Поднявшись с кровати, Франческо Борзо прошел в ванную комнату, примыкавшую к спальне, помочился в белоснежный унитаз (при этом автоматически отметил, что струя у него сегодня крепкая и белая, что свидетельствовало о хорошей работе почек) и подошел к умывальнику. Остановившись напротив зеркала в золотистом ободке, посмотрел на свое отражение: из холодной глубины посеребренного стекла на него взглянуло лицо сорокалетнего человека, тронутое первыми морщинами и обрамленное черными волосами с несколькими седыми прядями…

Его настоящая фамилия была Росси. Сорок лет назад он родился в Новом Орлеане в семье итальянского эмигранта в первом колене. Его отец был советником у одного из влиятельнейших боссов итальянской мафии Нового Орлеана.

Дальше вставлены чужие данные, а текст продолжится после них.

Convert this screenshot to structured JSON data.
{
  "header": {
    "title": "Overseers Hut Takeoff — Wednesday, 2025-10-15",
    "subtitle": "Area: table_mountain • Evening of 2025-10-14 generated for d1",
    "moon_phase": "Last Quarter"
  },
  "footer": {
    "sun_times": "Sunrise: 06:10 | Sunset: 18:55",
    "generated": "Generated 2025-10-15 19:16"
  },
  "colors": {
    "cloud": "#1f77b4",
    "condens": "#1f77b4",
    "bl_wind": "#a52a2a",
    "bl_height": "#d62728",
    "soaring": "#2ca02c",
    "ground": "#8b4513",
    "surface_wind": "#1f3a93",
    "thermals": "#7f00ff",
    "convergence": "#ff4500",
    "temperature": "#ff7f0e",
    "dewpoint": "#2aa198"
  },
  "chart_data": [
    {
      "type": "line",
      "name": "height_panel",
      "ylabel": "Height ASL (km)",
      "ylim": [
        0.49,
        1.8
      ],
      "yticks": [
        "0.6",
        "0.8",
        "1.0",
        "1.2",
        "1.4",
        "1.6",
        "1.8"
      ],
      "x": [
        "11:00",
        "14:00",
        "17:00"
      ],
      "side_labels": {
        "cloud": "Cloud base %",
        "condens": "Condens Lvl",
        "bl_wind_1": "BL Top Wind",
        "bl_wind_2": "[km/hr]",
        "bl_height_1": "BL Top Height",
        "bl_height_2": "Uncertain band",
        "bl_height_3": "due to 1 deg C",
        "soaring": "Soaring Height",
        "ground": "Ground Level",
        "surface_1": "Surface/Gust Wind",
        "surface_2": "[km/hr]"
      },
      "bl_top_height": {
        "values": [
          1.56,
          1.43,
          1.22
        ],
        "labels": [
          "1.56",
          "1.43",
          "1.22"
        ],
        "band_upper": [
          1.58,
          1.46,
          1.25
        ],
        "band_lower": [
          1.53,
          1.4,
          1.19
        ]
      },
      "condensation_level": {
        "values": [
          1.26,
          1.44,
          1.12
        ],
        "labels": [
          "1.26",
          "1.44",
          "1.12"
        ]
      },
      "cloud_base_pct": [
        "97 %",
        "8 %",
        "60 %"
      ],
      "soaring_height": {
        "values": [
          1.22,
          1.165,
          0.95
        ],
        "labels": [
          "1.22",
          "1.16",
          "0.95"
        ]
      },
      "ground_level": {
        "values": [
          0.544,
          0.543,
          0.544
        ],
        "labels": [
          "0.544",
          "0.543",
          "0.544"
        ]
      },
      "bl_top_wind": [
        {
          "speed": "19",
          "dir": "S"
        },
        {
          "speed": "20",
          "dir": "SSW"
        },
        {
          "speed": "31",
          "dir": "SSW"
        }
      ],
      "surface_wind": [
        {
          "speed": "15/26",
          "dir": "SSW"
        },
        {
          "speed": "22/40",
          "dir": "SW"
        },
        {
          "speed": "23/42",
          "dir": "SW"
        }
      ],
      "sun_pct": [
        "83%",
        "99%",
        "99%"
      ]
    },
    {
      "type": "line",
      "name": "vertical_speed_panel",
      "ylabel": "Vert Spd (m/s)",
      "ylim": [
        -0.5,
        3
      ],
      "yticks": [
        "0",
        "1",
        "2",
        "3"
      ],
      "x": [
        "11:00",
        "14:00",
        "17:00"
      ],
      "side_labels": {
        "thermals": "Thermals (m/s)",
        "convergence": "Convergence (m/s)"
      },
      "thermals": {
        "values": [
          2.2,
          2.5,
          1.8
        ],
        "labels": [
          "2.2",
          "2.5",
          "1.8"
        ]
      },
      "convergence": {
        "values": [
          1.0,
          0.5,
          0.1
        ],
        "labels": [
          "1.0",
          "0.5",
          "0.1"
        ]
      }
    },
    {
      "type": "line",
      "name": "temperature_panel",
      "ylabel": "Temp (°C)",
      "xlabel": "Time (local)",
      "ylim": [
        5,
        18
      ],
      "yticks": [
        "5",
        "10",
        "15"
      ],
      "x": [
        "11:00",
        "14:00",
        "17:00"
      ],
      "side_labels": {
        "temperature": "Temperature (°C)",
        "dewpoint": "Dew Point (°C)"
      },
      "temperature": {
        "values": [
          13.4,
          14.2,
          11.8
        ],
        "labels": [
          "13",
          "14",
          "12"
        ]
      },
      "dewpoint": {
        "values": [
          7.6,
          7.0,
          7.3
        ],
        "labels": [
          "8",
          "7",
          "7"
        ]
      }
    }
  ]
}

До восемнадцати лет жизнь Франческо шла своим чередом: достигнув соответствующего возраста, он пошел в начальную школу, затем — в колледж. После окончания колледжа его намеревались отдать в университет. Отец хотел сделать из него юриста, чтобы в дальнейшем он мог занять достойное место в жизни, а если пожелает — сменить его в семейном деле. Франческо не возражал. Пока же он довольствовался тем, что преподносила ему жизнь. В колледже молодой Росси пользовался, популярностью среди его женской половины. Так как от природы он не был застенчив, то к восемнадцати годам уже неплохо разбирался в женской анатомии и психологии. У него появилось несколько подружек (ни на одну из которых он, правда, не строил серьезных планов), и для того, чтобы выполнять их желания, ему требовались деньги. Родители его были люди хоть и строгие, но любящие,— Франческо не испытывал серьезных финансовых затруднений. Однако на каком-то этапе жизни ему потребовались большие деньги, чем те, что давал ему отец, и Франческо решил самостоятельно добыть себе кое-что на карманные расходы. Вместе с приятелем из колледжа он решил приторговывать наркотиками. Знакомый приятеля согласился снабжать их опием, который они должны были продавать после учебы в южном районе города. Отцу о своем решении Франческо, конечно же, не сказал, зная, что тот не одобрил бы его затею. Сначала все пошло хорошо: деньги, которые получал Франческо, были хоть и не такими большими, как бы ему хотелось, но гораздо больше того, что он получал от отца,— теперь он мог полностью удовлетворять прихоти своих подружек.